Наконец мы оторвались друг от друга. Мое сердце изнемогло в борьбе. Но в последнюю минуту я стал спокойней. Я преклонил колена перед ним, и мои руки обняли его в последний раз. «Благослови меня, отец!» — тихо попросил я, подняв на него глаза. А он величаво улыбнулся, морщины на его челе, обращенном к утренним звездам, разгладились, и, окидывая взглядом небесные просторы, он воскликнул: «Сохраните его для меня, духи грядущих лучших времен, и приобщите к своему бессмертию, а вы все, благосклонные силы небес и земли, не оставьте его!»
«Есть в нас бог, — добавил он спокойнее, — который управляет судьбой, как течением ручья, и все в мире ему подвластно. Да будет он с тобою всегда!».
Так мы расстались. Прощай и ты, Беллармин!
Где бы нашел я спасенье, когда б у меня не было милых дней моей юности?
Точно душа усопшего, не находящая себе покоя на берегах Ахерона[17], я возвращаюсь в покинутые мною края моей жизни. Все старится и молодеет опять. Почему же мы изъяты из прекрасного круговорота природы? А может, мы все-таки включены в него?
Я бы поверил в это, не будь у нас одной особенности: чудовищной жажды быть всем, которая, подобно титану Этны, яростно рвется наружу из тайников нашей души.
Однако кто же не предпочтет ощущать в себе постоянно, словно кипящее масло, эту внутреннюю жажду, чем признаться, что рожден для кнута и ярма?
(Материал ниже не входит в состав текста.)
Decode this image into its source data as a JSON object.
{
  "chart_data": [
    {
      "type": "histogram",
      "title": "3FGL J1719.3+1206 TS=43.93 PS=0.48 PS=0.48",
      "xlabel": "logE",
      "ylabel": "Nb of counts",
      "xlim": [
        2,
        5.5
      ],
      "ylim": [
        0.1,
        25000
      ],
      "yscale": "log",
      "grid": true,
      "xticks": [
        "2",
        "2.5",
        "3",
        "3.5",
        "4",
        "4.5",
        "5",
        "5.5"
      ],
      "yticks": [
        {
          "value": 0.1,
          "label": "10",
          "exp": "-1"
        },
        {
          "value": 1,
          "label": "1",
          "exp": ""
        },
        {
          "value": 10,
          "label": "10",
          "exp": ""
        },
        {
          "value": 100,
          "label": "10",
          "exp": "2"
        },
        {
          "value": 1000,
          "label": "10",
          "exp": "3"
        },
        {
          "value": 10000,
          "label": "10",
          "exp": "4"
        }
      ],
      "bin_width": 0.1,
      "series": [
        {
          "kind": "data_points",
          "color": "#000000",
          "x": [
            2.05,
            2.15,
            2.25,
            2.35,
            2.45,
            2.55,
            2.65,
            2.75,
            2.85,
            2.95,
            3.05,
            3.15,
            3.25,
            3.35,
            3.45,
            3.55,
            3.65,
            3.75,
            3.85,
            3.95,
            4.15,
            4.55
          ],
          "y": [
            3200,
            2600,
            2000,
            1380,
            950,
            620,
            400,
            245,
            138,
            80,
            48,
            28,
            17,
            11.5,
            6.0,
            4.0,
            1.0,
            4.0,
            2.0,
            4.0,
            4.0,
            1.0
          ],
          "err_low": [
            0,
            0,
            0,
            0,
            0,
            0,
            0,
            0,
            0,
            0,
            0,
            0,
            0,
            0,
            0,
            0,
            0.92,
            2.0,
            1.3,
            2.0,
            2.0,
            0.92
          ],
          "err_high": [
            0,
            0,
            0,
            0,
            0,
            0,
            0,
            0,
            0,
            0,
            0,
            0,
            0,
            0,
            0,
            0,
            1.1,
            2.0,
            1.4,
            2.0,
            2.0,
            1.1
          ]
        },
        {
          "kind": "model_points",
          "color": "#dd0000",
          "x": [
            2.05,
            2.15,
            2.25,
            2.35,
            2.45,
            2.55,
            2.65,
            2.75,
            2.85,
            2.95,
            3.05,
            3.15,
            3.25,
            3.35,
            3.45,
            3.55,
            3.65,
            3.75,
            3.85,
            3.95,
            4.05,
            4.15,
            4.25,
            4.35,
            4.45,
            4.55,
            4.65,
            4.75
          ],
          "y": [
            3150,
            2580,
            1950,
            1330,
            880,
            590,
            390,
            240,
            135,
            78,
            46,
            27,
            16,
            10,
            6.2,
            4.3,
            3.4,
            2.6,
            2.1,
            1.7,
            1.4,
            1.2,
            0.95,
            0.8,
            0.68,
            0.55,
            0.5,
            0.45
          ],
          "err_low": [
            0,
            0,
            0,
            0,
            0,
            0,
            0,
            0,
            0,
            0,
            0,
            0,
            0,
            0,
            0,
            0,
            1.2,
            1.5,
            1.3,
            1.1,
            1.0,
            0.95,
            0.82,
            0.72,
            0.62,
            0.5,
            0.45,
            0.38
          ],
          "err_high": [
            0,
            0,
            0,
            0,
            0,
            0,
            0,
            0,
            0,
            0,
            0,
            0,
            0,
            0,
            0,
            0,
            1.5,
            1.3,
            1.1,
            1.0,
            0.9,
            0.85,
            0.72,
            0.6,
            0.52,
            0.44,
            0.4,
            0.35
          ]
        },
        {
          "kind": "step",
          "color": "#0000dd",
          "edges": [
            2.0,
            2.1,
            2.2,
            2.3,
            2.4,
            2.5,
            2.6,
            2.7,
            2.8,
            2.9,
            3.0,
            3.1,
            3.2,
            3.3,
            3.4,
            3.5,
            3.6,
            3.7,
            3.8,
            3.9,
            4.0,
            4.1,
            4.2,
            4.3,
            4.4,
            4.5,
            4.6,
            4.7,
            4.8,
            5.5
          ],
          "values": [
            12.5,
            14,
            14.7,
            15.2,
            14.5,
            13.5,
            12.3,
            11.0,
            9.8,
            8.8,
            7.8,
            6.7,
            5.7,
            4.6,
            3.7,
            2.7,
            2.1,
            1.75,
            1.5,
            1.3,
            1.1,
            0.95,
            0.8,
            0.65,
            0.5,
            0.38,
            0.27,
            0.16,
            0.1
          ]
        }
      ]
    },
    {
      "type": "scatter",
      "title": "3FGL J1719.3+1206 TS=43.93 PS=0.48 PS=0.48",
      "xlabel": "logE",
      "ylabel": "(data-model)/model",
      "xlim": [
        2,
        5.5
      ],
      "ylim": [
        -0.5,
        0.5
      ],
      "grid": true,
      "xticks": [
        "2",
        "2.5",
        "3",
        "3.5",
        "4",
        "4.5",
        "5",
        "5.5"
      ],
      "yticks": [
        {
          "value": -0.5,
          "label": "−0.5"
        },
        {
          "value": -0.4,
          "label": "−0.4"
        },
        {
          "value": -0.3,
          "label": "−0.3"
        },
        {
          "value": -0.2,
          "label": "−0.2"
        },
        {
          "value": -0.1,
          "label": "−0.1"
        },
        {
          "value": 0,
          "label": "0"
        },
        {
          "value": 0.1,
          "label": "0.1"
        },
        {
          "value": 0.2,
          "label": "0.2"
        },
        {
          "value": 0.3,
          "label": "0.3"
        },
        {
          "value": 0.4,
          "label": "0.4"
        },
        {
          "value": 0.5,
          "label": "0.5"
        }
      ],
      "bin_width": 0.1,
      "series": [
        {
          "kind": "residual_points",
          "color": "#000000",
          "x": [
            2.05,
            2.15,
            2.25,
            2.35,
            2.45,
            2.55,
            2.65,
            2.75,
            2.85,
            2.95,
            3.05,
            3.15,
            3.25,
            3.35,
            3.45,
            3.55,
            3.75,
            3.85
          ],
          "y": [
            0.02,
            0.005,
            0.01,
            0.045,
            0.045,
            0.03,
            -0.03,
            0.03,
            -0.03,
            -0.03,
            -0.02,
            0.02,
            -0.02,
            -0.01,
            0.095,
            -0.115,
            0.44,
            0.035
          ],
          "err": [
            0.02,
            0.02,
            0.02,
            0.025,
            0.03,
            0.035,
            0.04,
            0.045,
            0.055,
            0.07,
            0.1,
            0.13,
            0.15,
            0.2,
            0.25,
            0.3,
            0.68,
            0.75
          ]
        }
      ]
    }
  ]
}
Кто благороднее: горячий боевой конь или понурая кляча?
Дорогой мой, было время, когда и мою грудь согревал жар великих надежд, когда я всем своим существом ощущал радость бессмертия, когда я блуждал меж различных прекрасных замыслов, точно между деревьями в чаще леса, когда я, счастливый, как вольные рыбы океана, стремился все дальше и дальше в безбрежное будущее.
Как весело выпрыгнул юноша из твоей колыбели, благостная природа! Как радостно надел он еще не испытанные доспехи! Лук был натянут, гремели в колчане стрелы, бессмертные, великие души древних увлекали его вперед, и его Адамас был с ними.
Куда бы я ни шел и где бы ни находился, всюду меня сопровождали прекрасные образы; как языки пламени, сплетались в моем воображении подвиги всех времен, и, как в одной ликующей грозе сливаются тучи-исполины, так слились в моем представлении, стали одной бесконечной победой неисчислимые победы Олимпийских игр.